GARETH SOUTHGATE has defended England’s poaching of Irish talent and insisted: We are not arrogant.
The Three Lions could field three players in Thursday’s friendly against the Republic of Ireland who once pulled on the emerald green shirt – Declan Rice, Jack Grealish and Michael Keane.
Boss Southgate said: “All those boys have had a lot to consider in making that decision.
“That’s why none of them took those decisions lightly, I’m sure – well, I know they didn’t.
“To make those decisions at such a young age, it’s so difficult to know what you want to do and where you want to head.
“All those boys reflected on that and decided they wanted to play for England.
“All were born in England, of course. It’s not that we’ve asked people to come across.
“We played Wales last month and they had a couple of players who were with us as youngsters – Tyler Roberts and Ethan Ampadu. We didn’t want to lose them.
“I think everybody is facing these challenges with dual-nationality players and we’ve always got to get the balance right of not capping them too early, just to stop them going somewhere else.
“We want to be fair to them so they can have a career.
“But I think the three boys we have with us, they look as if they can have good international careers.”
Rice, 21, made three senior appearances for the Republic and is only the second player – and first for more than a century – to represent both countries.
The West Ham captain and his family received death threats after he switched to England in early 2019.
Southgate says the strong character Rice has demonstrated in coping with the situation was one of the big reasons he wanted him to play for England in the first place.
Southgate said: “I was looking at him in the tunnel at Anfield the other day and you forget he is captaining his club at an incredibly young age.
“I did that at 23, 24 and that felt young. And he’s 21. It’s an incredible responsibility, really.
“He is an incredibly mature boy and he’s got fantastic leadership qualities. I think that’s clear to every coach that works with him.
“It’s one of the reasons we felt, when there was an opportunity to bring him with us, that we were so keen to do it.
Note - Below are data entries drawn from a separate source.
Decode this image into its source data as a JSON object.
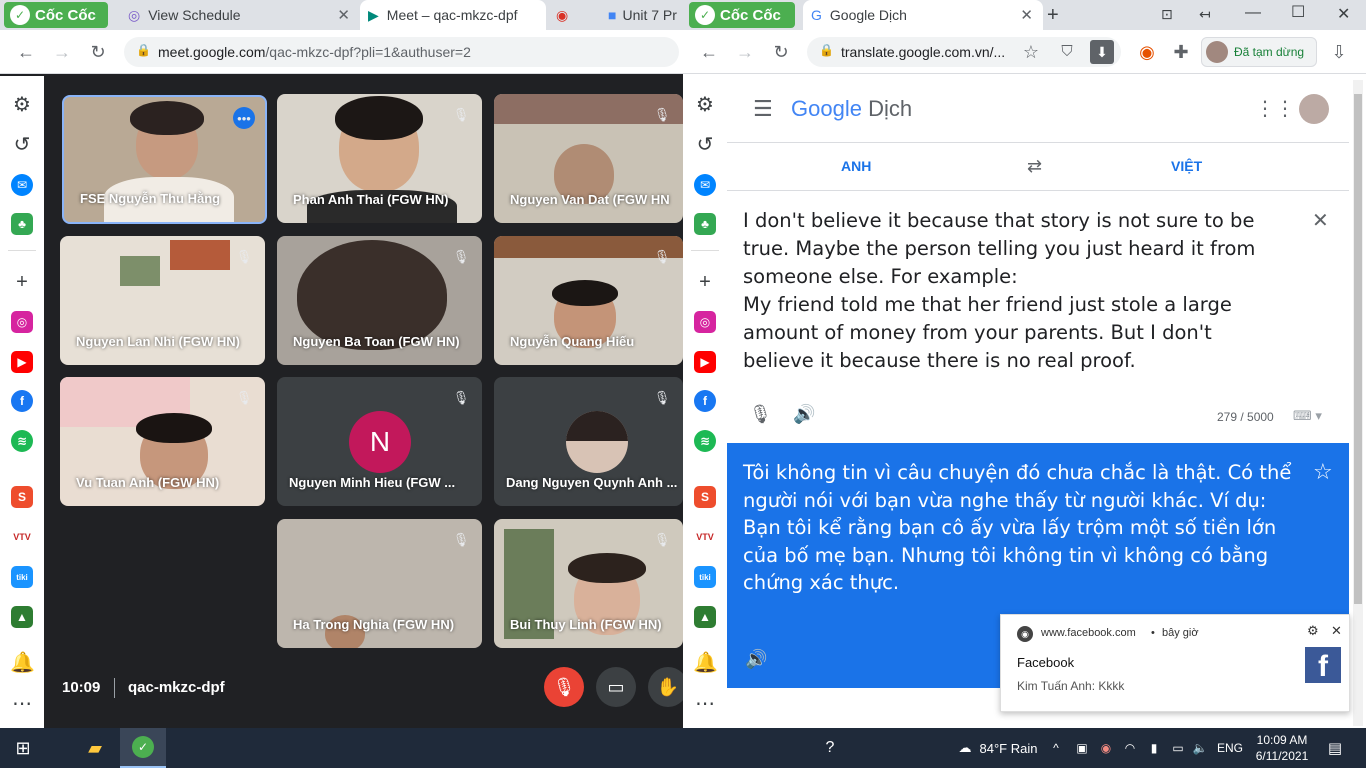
{
  "left_browser": {
    "tabs": [
      {
        "label": "Cốc Cốc"
      },
      {
        "label": "View Schedule"
      },
      {
        "label": "Meet – qac-mkzc-dpf"
      },
      {
        "label": "Unit 7 Pr"
      }
    ],
    "url_host": "meet.google.com",
    "url_path": "/qac-mkzc-dpf?pli=1&authuser=2"
  },
  "meet": {
    "participants": [
      {
        "name": "FSE Nguyễn Thu Hằng"
      },
      {
        "name": "Phan Anh Thai (FGW HN)"
      },
      {
        "name": "Nguyen Van Dat (FGW HN"
      },
      {
        "name": "Nguyen Lan Nhi (FGW HN)"
      },
      {
        "name": "Nguyen Ba Toan (FGW HN)"
      },
      {
        "name": "Nguyễn Quang Hiếu"
      },
      {
        "name": "Vu Tuan Anh (FGW HN)"
      },
      {
        "name": "Nguyen Minh Hieu (FGW ..."
      },
      {
        "name": "Dang Nguyen Quynh Anh ..."
      },
      {
        "name": "Ha Trong Nghia (FGW HN)"
      },
      {
        "name": "Bui Thuy Linh (FGW HN)"
      }
    ],
    "avatar_letter": "N",
    "time": "10:09",
    "meeting_code": "qac-mkzc-dpf"
  },
  "right_browser": {
    "tabs": [
      {
        "label": "Cốc Cốc"
      },
      {
        "label": "Google Dịch"
      }
    ],
    "url": "translate.google.com.vn/...",
    "paused_label": "Đã tạm dừng"
  },
  "translate": {
    "logo_google": "Google",
    "logo_product": "Dịch",
    "source_lang": "ANH",
    "target_lang": "VIỆT",
    "source_text": "I don't believe it because that story is not sure to be true. Maybe the person telling you just heard it from someone else. For example:\nMy friend told me that her friend just stole a large amount of money from your parents. But I don't believe it because there is no real proof.",
    "char_count": "279 / 5000",
    "translated_text": "Tôi không tin vì câu chuyện đó chưa chắc là thật. Có thể người nói với bạn vừa nghe thấy từ người khác. Ví dụ:\nBạn tôi kể rằng bạn cô ấy vừa lấy trộm một số tiền lớn của bố mẹ bạn. Nhưng tôi không tin vì không có bằng chứng xác thực."
  },
  "notification": {
    "source": "www.facebook.com",
    "time": "bây giờ",
    "title": "Facebook",
    "message": "Kim Tuấn Anh: Kkkk"
  },
  "taskbar": {
    "weather": "84°F  Rain",
    "language": "ENG",
    "clock_time": "10:09 AM",
    "clock_date": "6/11/2021"
  },
  "colors": {
    "meet_bg": "#202124",
    "translate_blue": "#1a73e8",
    "coccoc_green": "#4caf50",
    "end_call_red": "#ea4335"
  }
}
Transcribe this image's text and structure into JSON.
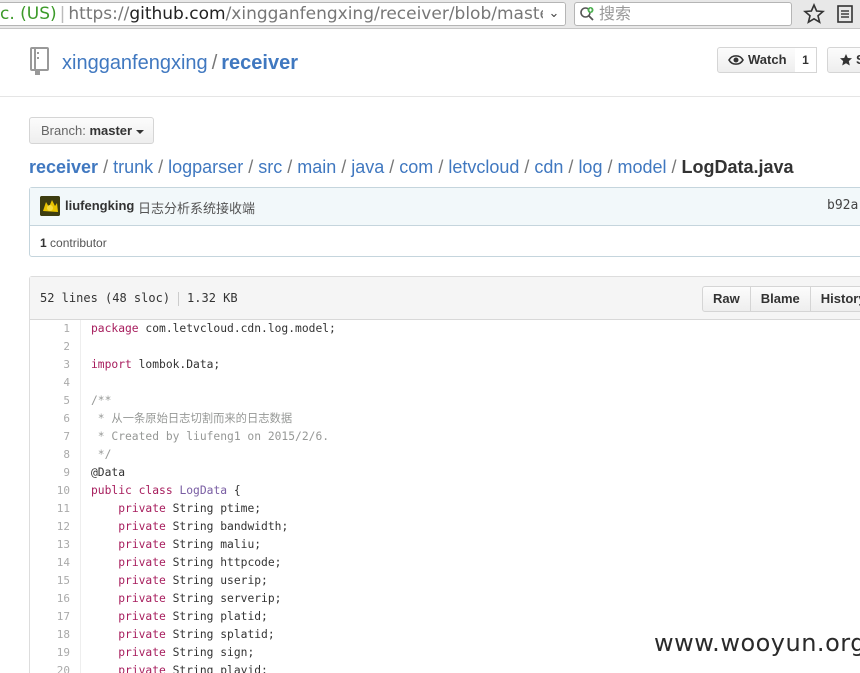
{
  "browser": {
    "identity": "c. (US)",
    "url_scheme": "https://",
    "url_host": "github.com",
    "url_path": "/xingganfengxing/receiver/blob/master/t",
    "search_placeholder": "搜索"
  },
  "repo": {
    "owner": "xingganfengxing",
    "separator": "/",
    "name": "receiver",
    "watch_label": "Watch",
    "watch_count": "1",
    "star_label": "S"
  },
  "branch": {
    "label": "Branch:",
    "name": "master"
  },
  "breadcrumb": {
    "root": "receiver",
    "parts": [
      "trunk",
      "logparser",
      "src",
      "main",
      "java",
      "com",
      "letvcloud",
      "cdn",
      "log",
      "model"
    ],
    "file": "LogData.java"
  },
  "commit": {
    "author": "liufengking",
    "message": "日志分析系统接收端",
    "sha": "b92a",
    "contributors_count": "1",
    "contributors_label": "contributor"
  },
  "file": {
    "lines_info": "52 lines (48 sloc)",
    "size": "1.32 KB",
    "buttons": [
      "Raw",
      "Blame",
      "History"
    ]
  },
  "code_lines": [
    {
      "n": "1",
      "t": "package com.letvcloud.cdn.log.model;"
    },
    {
      "n": "2",
      "t": ""
    },
    {
      "n": "3",
      "t": "import lombok.Data;"
    },
    {
      "n": "4",
      "t": ""
    },
    {
      "n": "5",
      "t": "/**"
    },
    {
      "n": "6",
      "t": " * 从一条原始日志切割而来的日志数据"
    },
    {
      "n": "7",
      "t": " * Created by liufeng1 on 2015/2/6."
    },
    {
      "n": "8",
      "t": " */"
    },
    {
      "n": "9",
      "t": "@Data"
    },
    {
      "n": "10",
      "t": "public class LogData {"
    },
    {
      "n": "11",
      "t": "    private String ptime;"
    },
    {
      "n": "12",
      "t": "    private String bandwidth;"
    },
    {
      "n": "13",
      "t": "    private String maliu;"
    },
    {
      "n": "14",
      "t": "    private String httpcode;"
    },
    {
      "n": "15",
      "t": "    private String userip;"
    },
    {
      "n": "16",
      "t": "    private String serverip;"
    },
    {
      "n": "17",
      "t": "    private String platid;"
    },
    {
      "n": "18",
      "t": "    private String splatid;"
    },
    {
      "n": "19",
      "t": "    private String sign;"
    },
    {
      "n": "20",
      "t": "    private String playid;"
    }
  ],
  "watermark": "www.wooyun.org"
}
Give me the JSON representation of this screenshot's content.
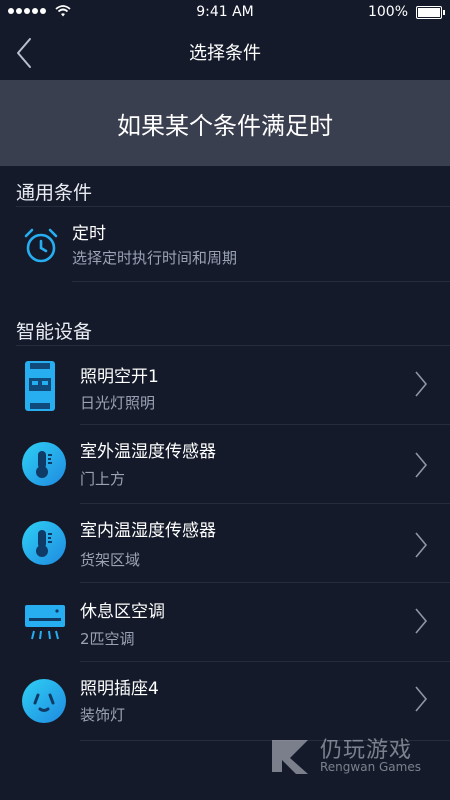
{
  "status": {
    "time": "9:41 AM",
    "battery": "100%"
  },
  "nav": {
    "title": "选择条件"
  },
  "banner": {
    "text": "如果某个条件满足时"
  },
  "general": {
    "title": "通用条件",
    "item": {
      "title": "定时",
      "subtitle": "选择定时执行时间和周期",
      "icon": "alarm-clock-icon"
    }
  },
  "devices": {
    "title": "智能设备",
    "items": [
      {
        "title": "照明空开1",
        "subtitle": "日光灯照明",
        "icon": "switch-icon"
      },
      {
        "title": "室外温湿度传感器",
        "subtitle": "门上方",
        "icon": "thermometer-icon"
      },
      {
        "title": "室内温湿度传感器",
        "subtitle": "货架区域",
        "icon": "thermometer-icon"
      },
      {
        "title": "休息区空调",
        "subtitle": "2匹空调",
        "icon": "air-conditioner-icon"
      },
      {
        "title": "照明插座4",
        "subtitle": "装饰灯",
        "icon": "socket-icon"
      }
    ]
  },
  "watermark": {
    "title": "仍玩游戏",
    "subtitle": "Rengwan Games"
  },
  "colors": {
    "background": "#141a2a",
    "banner": "#3a3f4f",
    "accent": "#27aef0",
    "muted": "#9aa2b4"
  }
}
"Not only is there the quality of player, but there is the personality and character.
“And we are very pleased with that decision and feel it was worth the extra yards we put in to allow it to happen.
“The alternative would be that we’d be arrogant and think people will just want to come and play for England – and that’s just not the case anymore.
“All players want to know how they are going to be treated and what the set up is like.
“And Declan’s performances have been very good for us, he has already picked up some very good experiences.”
Rice made his senior England debut a month after his switch.
Grealish, who had played for the Republic of Ireland from Under-17 to Under-21 level, had to wait a lot longer.
The Aston Villa captain, 25, won his first cap last month, more than five years after he declared for England in September 2015.
That call followed discussions with then boss Roy Hodgson and technical director Dan Ashworth.
Southgate explained: “Roy was directly involved in that with Dan.
“I did then meet Jack with his dad before he came with the Under-21s for the first time.
“He had already transferred across, we were taking him to Toulon and he hadn’t been with us previously.
“His first games were with us and that was when I spent a bit of time getting to know Jack a bit better.”
Thursday’s friendly will be a good opportunity for Southgate to get to know Grealish and other fringe players better.
And the Three Lions coach will not hesitate to pick Rice, Grealish or 27-year-old Everton defender Keane, an ex-Republic of Ireland Under-17 and Under-19 international.
Southgate said: “We’ll have to play somebody! But I can’t think too much about that.
“We’re playing in an empty stadium which makes things a bit different but I understand the interest in these players.”
England could yet try to tempt another Ireland-qualified player to play for them instead.
Leeds striker Patrick Bamford, 27, played once for the Republic’s Under-18s before representing England between Under-18 and Under-21 level.
amford’s fine start to the season has fuelled rumours Ireland want to make him a full international, as well as suggestions he interests England.
Southgate said: “We’ve had a discussion about Patrick – but didn’t think that it was right for this time.”
Perhaps it is just as well, given the controversy caused by the switches of Rice and Grealish.
But it has not been one-way traffic over the years.
The Republic of Ireland squads led to glory by the late Jack Charlton, the 1966 World Cup winner with England, included a number of English-born players.
Southgate said: “I have experienced the other side. I played for years with Andy Townsend.
“Andy and Tony Cascarino had brilliant careers with Ireland and, as far as I know, they were pretty much London born and bred, those pair – or south of England.
“Look, it’s happened both ways, to the benefit of everybody across the years.
“I’m also sure it will continue to do so for evermore.”